Cameras and microphones can be replaced by a more affordable technology, considering storage and infrastructure, proportioning better and accurate data, preserving privacy and human rights. But what is a reasonable way to start thinking about data collection for digital government systems if we don’t have regulations in place yet? We can’t wait for the regulations, because software has been developed for the last ten years, at least. Where there is software, there is data collection.
I had to make use of a Venn diagram, of course, to draft the idea that some data might be cheaper to collect, and it should be open, by default, to create an ecosystem where the government also provides the data, as a platform. Some other types of data should not be used by the government at all, and still regulated with strong guarantees for the users. E-commerce and social media are examples of these data. I recognize it is a gray area. Smart houses, for example, could contain data about water consumption but should not be used as a source in every case. To the contrary, less granular data, collected at general distribution points, could serve for a Federal Agency willing to oversee water management between cities, for example.
The “special data” — personal data managed by public systems by default, like transportation, financial or health data, should have strong regulations in place, with interoperability rules that are clear and debated with the society as a whole. Beyond that, the data collection rules regarding the special category need the understanding of the user, and the clear consent inserted on the system framework. As an example, I’ll give the link to the framework described by John Wilbanks & Stephen H Friend on their article for Nature called “First, design for data sharing”.

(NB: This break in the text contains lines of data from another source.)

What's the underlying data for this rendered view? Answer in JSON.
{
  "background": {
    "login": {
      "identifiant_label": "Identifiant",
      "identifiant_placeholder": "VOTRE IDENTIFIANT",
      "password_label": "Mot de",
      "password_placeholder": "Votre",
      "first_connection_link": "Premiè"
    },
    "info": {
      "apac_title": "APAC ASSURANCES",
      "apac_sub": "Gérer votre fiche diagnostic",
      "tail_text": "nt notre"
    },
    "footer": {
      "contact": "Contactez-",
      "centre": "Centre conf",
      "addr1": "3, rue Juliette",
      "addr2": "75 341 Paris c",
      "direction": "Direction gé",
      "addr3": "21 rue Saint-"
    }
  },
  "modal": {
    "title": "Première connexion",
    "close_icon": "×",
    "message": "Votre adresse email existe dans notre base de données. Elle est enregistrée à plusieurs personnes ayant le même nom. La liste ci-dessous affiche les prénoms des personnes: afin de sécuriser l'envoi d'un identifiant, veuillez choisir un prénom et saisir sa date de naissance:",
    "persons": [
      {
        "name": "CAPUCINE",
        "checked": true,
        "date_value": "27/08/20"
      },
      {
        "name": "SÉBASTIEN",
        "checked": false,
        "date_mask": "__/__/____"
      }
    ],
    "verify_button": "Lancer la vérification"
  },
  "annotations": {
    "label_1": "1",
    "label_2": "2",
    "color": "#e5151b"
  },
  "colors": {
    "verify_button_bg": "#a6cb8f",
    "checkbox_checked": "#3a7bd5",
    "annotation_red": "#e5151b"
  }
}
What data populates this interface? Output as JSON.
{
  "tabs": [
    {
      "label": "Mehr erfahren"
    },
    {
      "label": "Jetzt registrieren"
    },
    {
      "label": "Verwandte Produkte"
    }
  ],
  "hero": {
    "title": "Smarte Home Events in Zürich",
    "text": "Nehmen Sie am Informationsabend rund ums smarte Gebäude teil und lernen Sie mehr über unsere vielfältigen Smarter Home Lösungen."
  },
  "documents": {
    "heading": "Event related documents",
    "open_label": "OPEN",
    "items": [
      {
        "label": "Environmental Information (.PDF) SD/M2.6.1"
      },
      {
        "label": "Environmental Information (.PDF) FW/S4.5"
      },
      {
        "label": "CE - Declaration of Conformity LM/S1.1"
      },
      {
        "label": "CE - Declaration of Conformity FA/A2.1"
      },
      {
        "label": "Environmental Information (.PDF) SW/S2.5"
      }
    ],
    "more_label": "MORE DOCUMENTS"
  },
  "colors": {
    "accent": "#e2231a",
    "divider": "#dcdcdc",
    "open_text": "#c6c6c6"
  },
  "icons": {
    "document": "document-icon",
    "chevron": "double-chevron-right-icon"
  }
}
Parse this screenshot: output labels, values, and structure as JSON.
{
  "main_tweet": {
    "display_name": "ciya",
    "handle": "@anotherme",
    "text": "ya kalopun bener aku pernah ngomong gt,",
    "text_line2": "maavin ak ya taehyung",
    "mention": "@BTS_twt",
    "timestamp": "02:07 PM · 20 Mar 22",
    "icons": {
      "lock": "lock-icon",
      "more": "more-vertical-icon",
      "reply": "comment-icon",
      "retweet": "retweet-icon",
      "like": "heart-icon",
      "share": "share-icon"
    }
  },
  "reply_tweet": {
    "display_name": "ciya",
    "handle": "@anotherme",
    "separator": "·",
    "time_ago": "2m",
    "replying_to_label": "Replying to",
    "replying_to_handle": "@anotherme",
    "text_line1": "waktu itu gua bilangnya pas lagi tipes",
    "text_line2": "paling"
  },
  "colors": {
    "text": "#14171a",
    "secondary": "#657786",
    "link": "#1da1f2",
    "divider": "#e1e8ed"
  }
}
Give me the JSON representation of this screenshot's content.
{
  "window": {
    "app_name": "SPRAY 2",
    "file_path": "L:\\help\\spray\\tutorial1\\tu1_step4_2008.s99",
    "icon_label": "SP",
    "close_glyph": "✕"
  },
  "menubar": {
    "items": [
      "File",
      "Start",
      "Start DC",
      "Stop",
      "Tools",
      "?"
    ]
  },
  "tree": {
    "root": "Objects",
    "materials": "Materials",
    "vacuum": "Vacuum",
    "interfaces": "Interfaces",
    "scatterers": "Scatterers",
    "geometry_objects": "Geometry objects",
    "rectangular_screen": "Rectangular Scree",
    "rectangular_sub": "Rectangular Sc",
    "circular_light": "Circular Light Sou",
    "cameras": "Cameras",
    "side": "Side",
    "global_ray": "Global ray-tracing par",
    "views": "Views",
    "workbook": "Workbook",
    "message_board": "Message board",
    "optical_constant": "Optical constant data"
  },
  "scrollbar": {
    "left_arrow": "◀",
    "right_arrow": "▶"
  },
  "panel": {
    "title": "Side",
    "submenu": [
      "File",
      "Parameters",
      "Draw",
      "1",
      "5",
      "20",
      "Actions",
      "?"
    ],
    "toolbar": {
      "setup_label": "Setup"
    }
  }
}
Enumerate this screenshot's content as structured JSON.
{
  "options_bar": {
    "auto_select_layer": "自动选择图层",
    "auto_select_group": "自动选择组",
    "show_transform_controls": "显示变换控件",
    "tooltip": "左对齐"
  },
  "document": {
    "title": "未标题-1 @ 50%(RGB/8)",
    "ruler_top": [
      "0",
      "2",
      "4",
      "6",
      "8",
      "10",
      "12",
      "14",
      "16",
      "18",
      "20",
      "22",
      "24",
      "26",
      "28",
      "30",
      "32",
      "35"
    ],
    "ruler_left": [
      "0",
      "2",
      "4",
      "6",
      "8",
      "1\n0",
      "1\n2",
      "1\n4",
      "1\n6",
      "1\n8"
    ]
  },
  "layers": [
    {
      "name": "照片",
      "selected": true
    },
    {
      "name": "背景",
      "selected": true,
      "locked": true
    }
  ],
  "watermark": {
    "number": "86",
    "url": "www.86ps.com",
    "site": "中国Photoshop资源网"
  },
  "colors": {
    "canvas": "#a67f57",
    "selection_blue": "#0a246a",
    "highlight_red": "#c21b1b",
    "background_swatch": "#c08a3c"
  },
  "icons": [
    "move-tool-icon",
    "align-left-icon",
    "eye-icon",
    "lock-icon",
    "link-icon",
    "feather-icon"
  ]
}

I understand that there might be skepticism on the use of a similar framework to classify systems even before they are demanded, officially. However, every day I see cases where simple, cheap solutions should be in place, like in the management of dams, avoiding environmental crimes like the one that happened in Brazil this year, killing more than 200 people and one entire river. Another example is data about infrastructure, obtained in not orthodox manners, like laser or sonar, for example should be strongly considered as a priority for a governmental data strategy. The governments are building their digital infrastructure — the arrangement that will support the sovereignty and capacity of management of resources in a close future, that might even be in place already.